Face à l’escalade des actes terroristes dans la bande sahélo-sahélienne, Abidjan insiste sur la nécessité d’une mobilisation collective. Dans ce contexte d’urgence sécuritaire, le capitaine Ibrahim Traoré devra faire preuve de pragmatisme et accepter une collaboration avec la Côte d’Ivoire afin de contrer une menace qui ignore les frontières.
Le Burkina Faso à un tournant décisif
Malgré un discours axé sur la souveraineté et les initiatives nationales, le Burkina Faso éprouve des difficultés à juguler la progression des groupes armés. Les attaques se succèdent, le territoire échappe partiellement au contrôle de l’État, et les civils subissent de lourdes pertes. Pour le président de la transition, Ibrahim Traoré, la donne l’oblige à opérer un choix fondamental.
La persistance de l’activité terroriste devrait amener le jeune dirigeant à dépasser les différends politiques et les considérations personnelles pour s’inscrire pleinement dans une logique régionale. La sécurité de la population burkinabè dépend désormais d’une sortie de l’isolement stratégique.

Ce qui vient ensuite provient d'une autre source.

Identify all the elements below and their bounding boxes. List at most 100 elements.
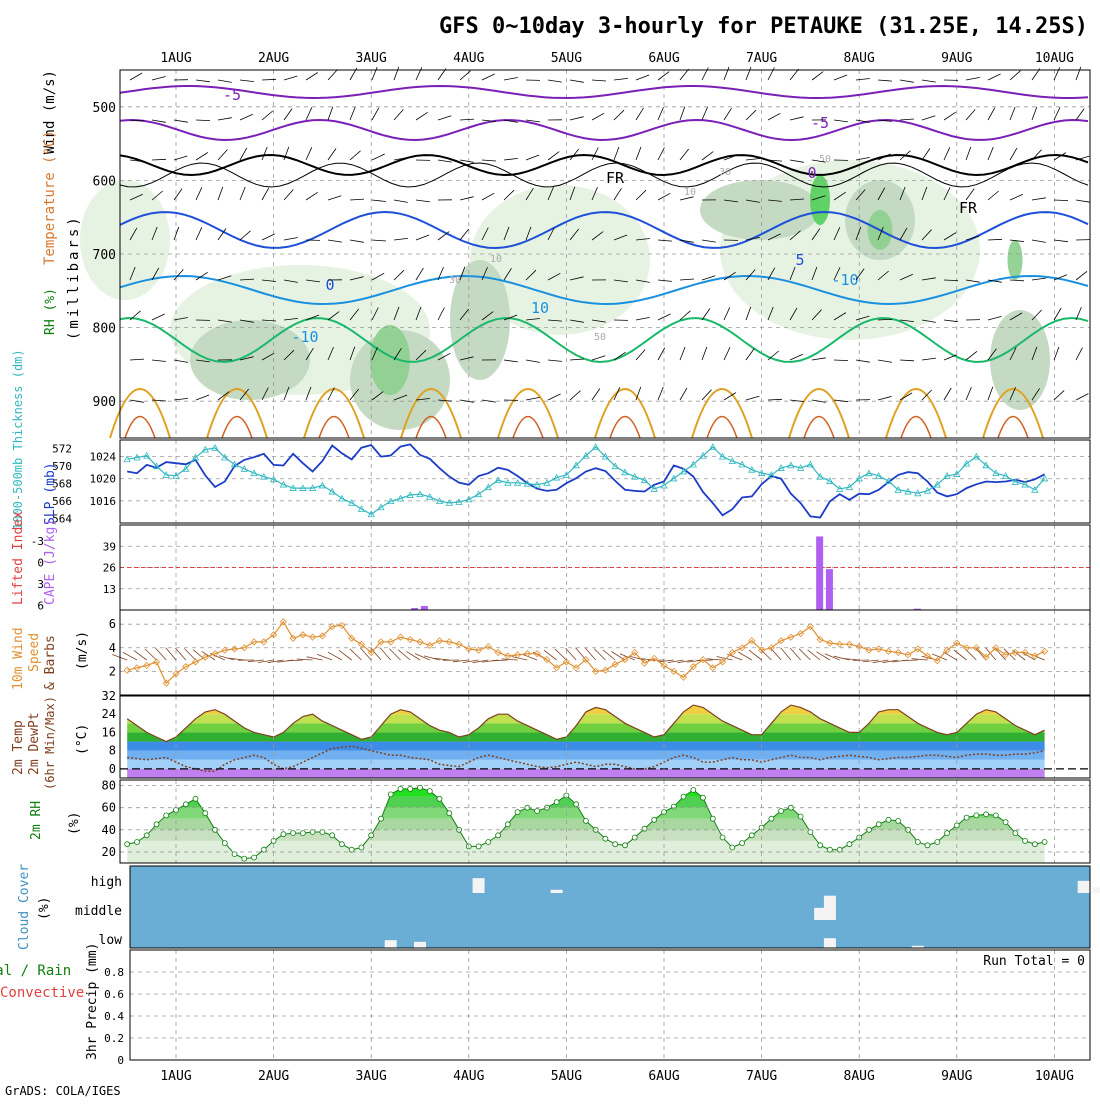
pressure-tick: 500 <box>93 101 116 116</box>
rh-point <box>769 816 774 821</box>
surface-wind-barb <box>424 656 440 660</box>
slp-tick: 1016 <box>90 495 117 508</box>
p8-label-a: Total / Rain <box>0 963 71 979</box>
wind-speed-point <box>1042 648 1048 654</box>
p1-unit-label: (millibars) <box>66 214 82 340</box>
rh-point <box>154 822 159 827</box>
top-date-label: 9AUG <box>941 51 972 66</box>
p8-label-c: 3hr Precip (mm) <box>85 943 100 1060</box>
surface-wind-barb <box>566 648 577 660</box>
temp-tick: 0 <box>109 762 116 776</box>
rh-point <box>964 815 969 820</box>
cape-bar <box>826 569 833 610</box>
p3-li-label: Lifted Index <box>11 511 26 605</box>
surface-wind-barb <box>603 650 615 660</box>
rh-point <box>632 835 637 840</box>
surface-wind-barb <box>629 656 644 660</box>
p3-cape-label: CAPE (J/kg) <box>43 519 58 605</box>
rh-point <box>447 811 452 816</box>
wind-tick: 2 <box>109 664 116 678</box>
contour-label: 30 <box>449 275 461 286</box>
surface-wind-barb <box>145 649 157 660</box>
rh-point <box>125 842 130 847</box>
rh-point <box>681 794 686 799</box>
contour-label: 30 <box>719 167 731 178</box>
bottom-date-label: 9AUG <box>941 1069 972 1084</box>
pressure-tick: 900 <box>93 395 116 410</box>
slp-tick: 1020 <box>90 473 117 486</box>
contour-label: 10 <box>684 187 696 198</box>
precip-tick: 0.6 <box>104 988 124 1001</box>
thickness-tick: 572 <box>52 443 72 456</box>
rh-point <box>740 841 745 846</box>
run-total: Run Total = 0 <box>983 954 1085 969</box>
contour-label: 10 <box>531 299 549 317</box>
rh-point <box>291 831 296 836</box>
p2-slp-label: SLP (mb) <box>43 462 58 525</box>
contour-label: 5 <box>795 251 804 269</box>
rh-point <box>300 831 305 836</box>
contour-label: -5 <box>811 114 829 132</box>
pressure-tick: 800 <box>93 322 116 337</box>
footer-credit: GrADS: COLA/IGES <box>5 1084 121 1098</box>
rh-tick: 80 <box>102 779 116 793</box>
panel-precip: 0.80.60.40.20 Total / Rain Convective 3h… <box>0 943 1090 1067</box>
rh-tick: 60 <box>102 801 116 815</box>
top-date-label: 10AUG <box>1035 51 1074 66</box>
rh-point <box>827 847 832 852</box>
surface-wind-barb <box>219 656 234 660</box>
cape-tick: 26 <box>103 562 116 575</box>
top-date-label: 7AUG <box>746 51 777 66</box>
temp-tick: 16 <box>102 725 116 739</box>
rh-point <box>749 833 754 838</box>
p5-label-a: 2m Temp <box>11 720 26 775</box>
top-date-label: 2AUG <box>258 51 289 66</box>
rh-point <box>310 830 315 835</box>
rh-point <box>496 833 501 838</box>
rh-point <box>935 840 940 845</box>
cloud-cell <box>414 942 426 948</box>
temp-band <box>120 760 1090 769</box>
rh-band <box>120 819 1090 830</box>
surface-wind-barb <box>380 648 391 660</box>
rh-point <box>642 826 647 831</box>
rh-point <box>183 802 188 807</box>
rh-point <box>222 841 227 846</box>
cape-bar <box>816 536 823 610</box>
p1-rh-label: RH (%) <box>43 288 58 335</box>
contour-label: -5 <box>223 86 241 104</box>
bottom-date-label: 3AUG <box>356 1069 387 1084</box>
cloud-level-tick: low <box>99 933 123 948</box>
temp-tick: 24 <box>102 707 116 721</box>
rh-point <box>330 833 335 838</box>
surface-wind-barb <box>175 648 185 660</box>
rh-point <box>320 830 325 835</box>
rh-point <box>1023 838 1028 843</box>
surface-wind-barb <box>790 648 801 660</box>
bottom-date-label: 6AUG <box>648 1069 679 1084</box>
cloud-level-tick: middle <box>75 904 122 919</box>
rh-point <box>232 852 237 857</box>
bottom-date-label: 10AUG <box>1035 1069 1074 1084</box>
precip-tick: 0 <box>117 1054 124 1067</box>
rh-point <box>730 845 735 850</box>
surface-wind-barb <box>943 652 957 660</box>
rh-point <box>554 800 559 805</box>
top-date-label: 3AUG <box>356 51 387 66</box>
rh-point <box>1003 820 1008 825</box>
rh-point <box>652 817 657 822</box>
rh-point <box>193 796 198 801</box>
rh-point <box>418 785 423 790</box>
cape-bar <box>421 606 428 610</box>
p1-temp-label: Temperature (°C) <box>42 130 58 265</box>
cloud-cell <box>824 896 836 920</box>
rh-point <box>174 807 179 812</box>
panel-10m-wind: 642 10m Wind Speed & Barbs (m/s) <box>11 610 1090 695</box>
rh-point <box>671 804 676 809</box>
rh-band <box>120 808 1090 819</box>
surface-wind-barb <box>134 650 147 660</box>
contour-label: 50 <box>594 332 606 343</box>
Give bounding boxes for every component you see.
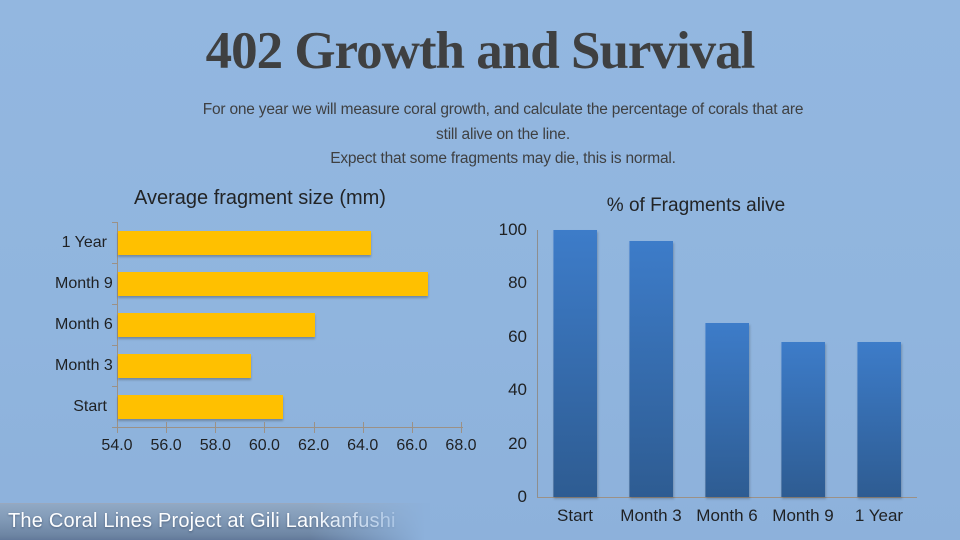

Les axes de la proposition ivoirienne
La Côte d’Ivoire, qui bénéficie d’une stabilité relative et de moyens logistiques conséquents, propose un cadre de coopération articulé autour de trois priorités :
- Partage du renseignement : surveiller les déplacements des groupes djihadistes le long des frontières perméables.
- Mutualisation des capacités : harmoniser les opérations transfrontalières pour empêcher les terroristes de se replier d’un côté ou de l’autre.
- Sécurisation des voies économiques : assurer la circulation des biens essentiels à l’économie des États enclavés.
Un enjeu de maturité pour l’Alliance des États du Sahel
La main tendue par Abidjan représente un test significatif pour l’AES. Si le Mali et le Burkina Faso ont choisi de réorienter leurs alliances internationales, la réalité géographique demeure : la Côte d’Ivoire constitue un partenaire naturel et incontournable.
Pour Ibrahim Traoré, accepter cette collaboration avec l’État ivoirien ne constituerait pas un signe de faiblesse, mais une marque de responsabilité politique envers ses citoyens. Face à un ennemi asymétrique et mobile, la division est une condamnation ; seule une réponse collective permettra de restaurer la paix dans la sous-région.